Extreme E : une belle intention, mais la course n’a pas vraiment suivi
Extreme E tire sa révérence. Après quatre saisons et un dernier rendez-vous en Arabie Saoudite, la série tout-terrain électrique, pensée pour sensibiliser aux enjeux climatiques, laisse la place à sa version hydrogène, Extreme H. L’idée était noble : courir partout dans le monde tout en limitant l’impact écologique, montrer les effets du changement climatique et promouvoir la parité hommes-femmes au plus haut niveau. Dans les faits, tout n’a pas été parfait.
Un bateau diesel et des courses sans spectateurs
Le gros point noir ? Le fameux bateau, le St Helena, ancien navire de la Royal Mail, qui servait de paddock flottant pour transporter les voitures entre les étapes de la série. Le principe était séduisant : éviter des convois de camions polluants sur des milliers de kilomètres. Sauf que le navire fonctionnait… au diesel, même à faible teneur en soufre. L’idée d’y installer un moteur électrique a été évoquée, mais n’a jamais vu le jour. Et, comme si cela ne suffisait pas, pilotes et équipes ont continué à voyager par avion, répandant CO₂ et particules fines comme dans n’importe quelle autre course.
Autre choix discutable : aucun spectateur sur place. Certes, cela a réduit l’empreinte carbone et permis d’accéder à des zones écologiquement sensibles — des plages au Chili, des forêts au Dorset — mais a aussi vidé les courses de leur atmosphère. Visionner une compétition de cross-country sans public, c’est un peu comme regarder un match de foot en plein confinement : l’action existe, mais le frisson est moindre.
Des images pour sensibiliser, mais un spectacle limité
Le côté positif ? L’attention portée aux écosystèmes locaux. Les pilotes ont vu de près les effets du changement climatique et de la perte de biodiversité, ramassant parfois des déchets sur les plages pour des photos qui, bien que peu “sexy”, ont lancé des discussions sur l’environnement auprès des fans.

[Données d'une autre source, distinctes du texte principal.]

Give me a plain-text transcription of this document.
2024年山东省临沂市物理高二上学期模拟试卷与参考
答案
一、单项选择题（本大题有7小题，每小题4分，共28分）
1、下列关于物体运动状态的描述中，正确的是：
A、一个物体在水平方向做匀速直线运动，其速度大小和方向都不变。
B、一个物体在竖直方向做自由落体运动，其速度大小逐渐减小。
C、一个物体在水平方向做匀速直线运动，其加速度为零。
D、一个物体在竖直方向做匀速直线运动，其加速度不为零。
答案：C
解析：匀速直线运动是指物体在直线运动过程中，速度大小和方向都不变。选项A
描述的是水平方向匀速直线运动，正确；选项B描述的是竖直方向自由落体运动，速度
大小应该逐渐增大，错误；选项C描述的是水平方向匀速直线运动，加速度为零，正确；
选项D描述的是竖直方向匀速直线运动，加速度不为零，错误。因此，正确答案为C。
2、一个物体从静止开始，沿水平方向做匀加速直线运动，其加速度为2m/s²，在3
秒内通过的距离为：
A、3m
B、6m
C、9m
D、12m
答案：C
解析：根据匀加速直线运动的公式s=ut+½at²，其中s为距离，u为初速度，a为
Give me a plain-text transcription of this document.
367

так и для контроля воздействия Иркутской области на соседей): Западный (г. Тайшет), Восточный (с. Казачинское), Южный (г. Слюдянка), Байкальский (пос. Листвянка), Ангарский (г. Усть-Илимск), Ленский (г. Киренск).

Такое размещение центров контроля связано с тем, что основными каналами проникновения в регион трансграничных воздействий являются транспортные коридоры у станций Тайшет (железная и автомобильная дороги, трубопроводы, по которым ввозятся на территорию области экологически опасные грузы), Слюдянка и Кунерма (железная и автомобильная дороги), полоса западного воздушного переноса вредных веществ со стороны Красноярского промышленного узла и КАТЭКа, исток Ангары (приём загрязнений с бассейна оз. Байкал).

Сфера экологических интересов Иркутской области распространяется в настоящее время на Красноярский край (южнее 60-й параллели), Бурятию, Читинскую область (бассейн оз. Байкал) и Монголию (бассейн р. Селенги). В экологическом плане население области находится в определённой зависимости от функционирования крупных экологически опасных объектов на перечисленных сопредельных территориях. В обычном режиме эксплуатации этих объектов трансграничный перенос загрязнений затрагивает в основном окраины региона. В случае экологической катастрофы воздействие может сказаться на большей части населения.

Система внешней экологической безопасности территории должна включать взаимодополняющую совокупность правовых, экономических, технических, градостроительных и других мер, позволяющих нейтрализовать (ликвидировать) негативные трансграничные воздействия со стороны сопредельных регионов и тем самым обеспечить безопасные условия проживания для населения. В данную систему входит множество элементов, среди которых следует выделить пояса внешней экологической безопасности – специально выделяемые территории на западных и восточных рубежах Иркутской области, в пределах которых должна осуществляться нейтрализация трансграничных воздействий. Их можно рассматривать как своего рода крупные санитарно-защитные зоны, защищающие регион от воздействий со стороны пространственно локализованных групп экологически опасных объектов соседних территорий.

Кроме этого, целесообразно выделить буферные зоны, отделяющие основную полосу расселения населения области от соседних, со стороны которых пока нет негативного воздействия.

Le côté négatif ? Le spectacle lui-même était parfois décevant. Peu de voitures en piste, des modèles très similaires, et un bruit… de “milk floats en colère”, comme certains l’ont décrit. Le format, avec qualifications, manches et finales, était confus pour les spectateurs. Le tout a réduit l’impact dramatique de courses qui auraient pourtant pu révéler le talent incroyable de pilotes comme Sébastien Loeb, Jenson Button ou Nasser Al-Attiyah.
La vraie réussite : la parité et les femmes pilotes
Côté positif, Extreme E a vraiment contribué à mettre en lumière des femmes pilotes talentueuses, un domaine où la course automobile reste très masculine. On pense à Jamie Chadwick, triple vainqueure de l’European Le Mans Series 2025, mais aussi à Cristina Gutiérrez Herrero (Dakar, Dacia) et Sara Price (Land Rover). Le concept de course mixte — un pilote homme et une pilote femme par voiture, avec relais en course — est maintenant repris par Extreme H, même si cette nouvelle série se limite pour l’instant à un seul événement dans sa saison inaugurale.
C’est sans doute là que réside l’héritage d’Extreme E : même si les courses n’étaient pas toujours spectaculaires et que la logistique a parfois trahi ses idéaux écologiques, la série a ouvert une porte vers une compétition plus inclusive et consciente de son impact environnemental.
Entre rêve et réalité
Extreme E montre une chose : les bonnes intentions ne suffisent pas. Entre communication, marketing et réalité logistique, il y a souvent un fossé. Le bateau diesel et les vols d’équipe rappellent que, même dans le monde de la course électrique, la transition écologique est complexe.
Mais il y a aussi des points lumineux : la sensibilisation aux problématiques environnementales, le soutien aux pilotes féminines, et l’idée qu’une série de courses puisse être pensée autrement, loin du spectacle traditionnel et de ses excès.
Si Extreme H reprend la flamme hydrogène, on espère qu’elle réussira là où Extreme E a été limité : faire rimer performance, spectacle et conscience écologique. En attendant, on retiendra de l’Extreme E une leçon essentielle : il est possible de faire de la course automobile un outil d’éducation et de changement — à condition de ne pas oublier que même les meilleures intentions doivent s’accompagner de solutions réalistes.